Nan generated when I use backward for symbol

Hello, everyone, I encountered the problem that grad_array is always nan and the output bw is none. My code is as follows. Can anyone give me a hand? Many thanks!

-----------------------------Code-----------------------------

import os
import time
import mxnet as mx
from mxnet import ndarray as nd
import numpy as np
devices = mx.cpu()
import mxnet.module as mod

sigma_2 = 0.25
n = 48 # M = 12 D = 4
C = 120
K = 3
d = 256

data = mx.sym.Variable(‘data’)
E_batch = mx.sym.FullyConnected(data=data, name=‘E_batch’, num_hidden=d)
reps = mx.sym.Variable(name=‘reps’)

reps_expand = mx.sym.expand_dims(data= reps, name= ‘reps_expand’, axis=0)
reps_repeat = mx.sym.repeat(data=reps_expand, name=‘reps_repeat’, repeats=n, axis=0)

E_batch_expand1 = mx.sym.expand_dims(data=E_batch, name= ‘E_batch_expand1’, axis=1)
E_batch_expand2 = mx.sym.expand_dims(data=E_batch_expand1, name=‘E_batch_expand2’, axis=1)
E_batch_repeat1 = mx.sym.repeat(data=E_batch_expand2, name=‘E_batch_repeat1’, repeats=C, axis=1)
E_batch_repeat2 = mx.sym.repeat(data=E_batch_repeat1, name=‘E_batch_repeat2’, repeats=K, axis=2)

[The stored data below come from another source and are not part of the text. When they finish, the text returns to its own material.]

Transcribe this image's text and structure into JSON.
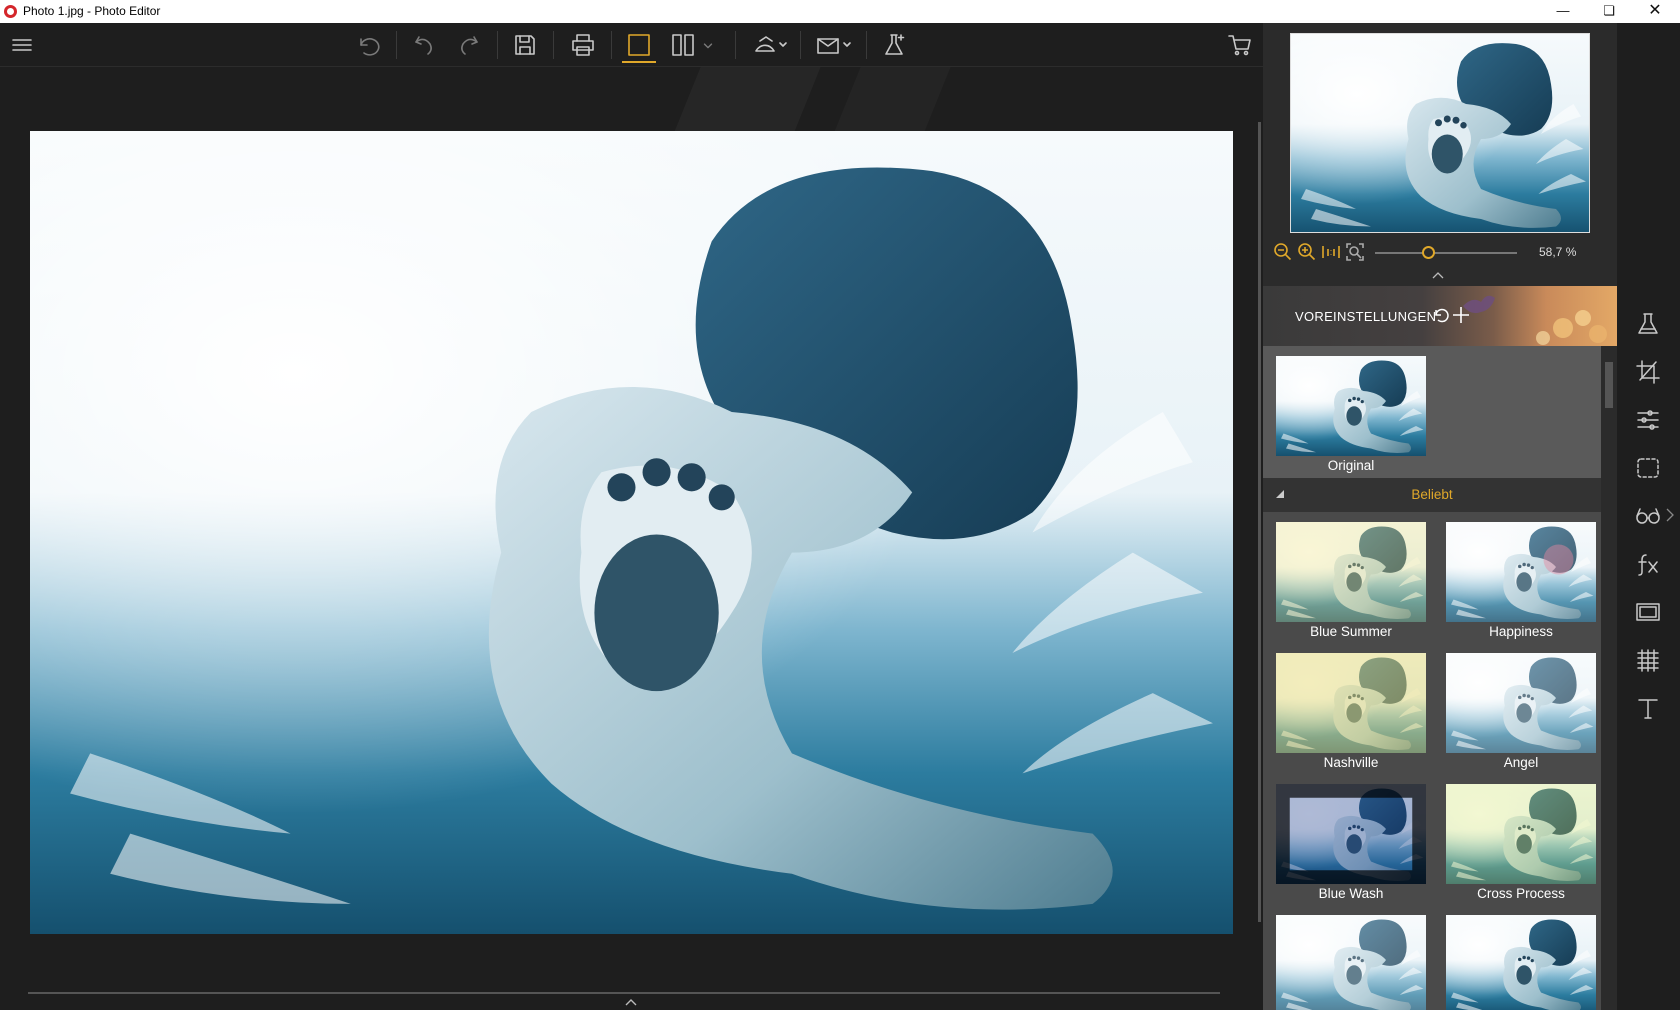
{
  "window": {
    "title": "Photo 1.jpg - Photo Editor",
    "controls": [
      "minimize",
      "restore",
      "close"
    ]
  },
  "toolbar": {
    "icons": [
      "menu-icon",
      "undo-all-icon",
      "undo-icon",
      "redo-icon",
      "save-icon",
      "print-icon",
      "single-view-icon",
      "split-view-icon",
      "dropdown-icon",
      "share-icon",
      "export-icon",
      "effects-lab-icon",
      "cart-icon"
    ]
  },
  "navigator": {
    "zoom_value": "58,7 %",
    "zoom_level": 0.587
  },
  "presets": {
    "title": "VOREINSTELLUNGEN",
    "original_label": "Original",
    "category": "Beliebt",
    "filters": [
      {
        "label": "Blue Summer"
      },
      {
        "label": "Happiness"
      },
      {
        "label": "Nashville"
      },
      {
        "label": "Angel"
      },
      {
        "label": "Blue Wash"
      },
      {
        "label": "Cross Process"
      },
      {
        "label": ""
      },
      {
        "label": ""
      }
    ]
  },
  "side_rail": {
    "icons": [
      "flask-icon",
      "crop-icon",
      "sliders-icon",
      "selection-icon",
      "glasses-icon",
      "fx-icon",
      "frame-icon",
      "texture-icon",
      "text-icon"
    ]
  },
  "colors": {
    "accent": "#e0a82a",
    "panel_bg": "#2b2b2b",
    "canvas_bg": "#1e1e1e"
  }
}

distance = mx.sym.sum(data=(reps_repeat - E_batch_repeat2) ** 2, axis=3)
prob = mx.sym.max(data=mx.sym.exp(-distance / (2 * sigma_2)), axis=2)

test

rand = np.random.RandomState(seed=123)
prob_norm = mx.sym.norm(data=prob, name=‘prob_norm’, axis=1)
label = mx.sym.Variable(name= ‘label’)
loss = mx.sym.SoftmaxOutput(data=prob_norm, label=label, name=‘loss’)

E_batch_size = (n, d)
reps_size = (C, K, d)
weight_size = (d, d)
bias_size = (d,)
e = mx.nd.array(rand.uniform(0, 10, E_batch_size), ctx = devices)
r = mx.nd.array(rand.uniform(0, 10, reps_size), ctx = devices)
l = mx.nd.array(rand.randint(0,2, n), ctx= devices)
E_batch_w = mx.nd.array(rand.uniform(0,2, size=weight_size), ctx = devices)
#args:
args = {‘data’: e, ‘reps’: r, ‘label’: l, ‘E_batch_weight’: E_batch_w, ‘E_batch_bias’: mx.nd.array(rand.uniform(0, 2, d), ctx = devices)}

args grad:

args_grad = {‘E_batch_weight’: mx.nd.zeros((d, d)), ‘E_batch_bias’: mx.nd.zeros((d,))}
executor = loss.bind(ctx = devices, args =args, args_grad=args_grad)

for i in range(20):
out = executor.forward(is_train=True)[0].copy()
# # print(“Data: %s” % e.asnumpy())
# # print(“Label: %s” % r.asnumpy())
# # print(“out: %s” % executor.outputs[0].asnumpy())
# out = executor.outputs[0].asnumpy()
bw = executor.backward()

print(bw)

I don’t see where the training should happen, seems like the code doesn’t really update weights.
If you want to go with symbols, I recommend using Module to do the training: https://mxnet.incubator.apache.org/tutorials/basic/module.html#creating-a-module

Alternatively, you can use Gluon API - https://gluon-crash-course.mxnet.io/

Thanks for your reply. I think I have solved the problem.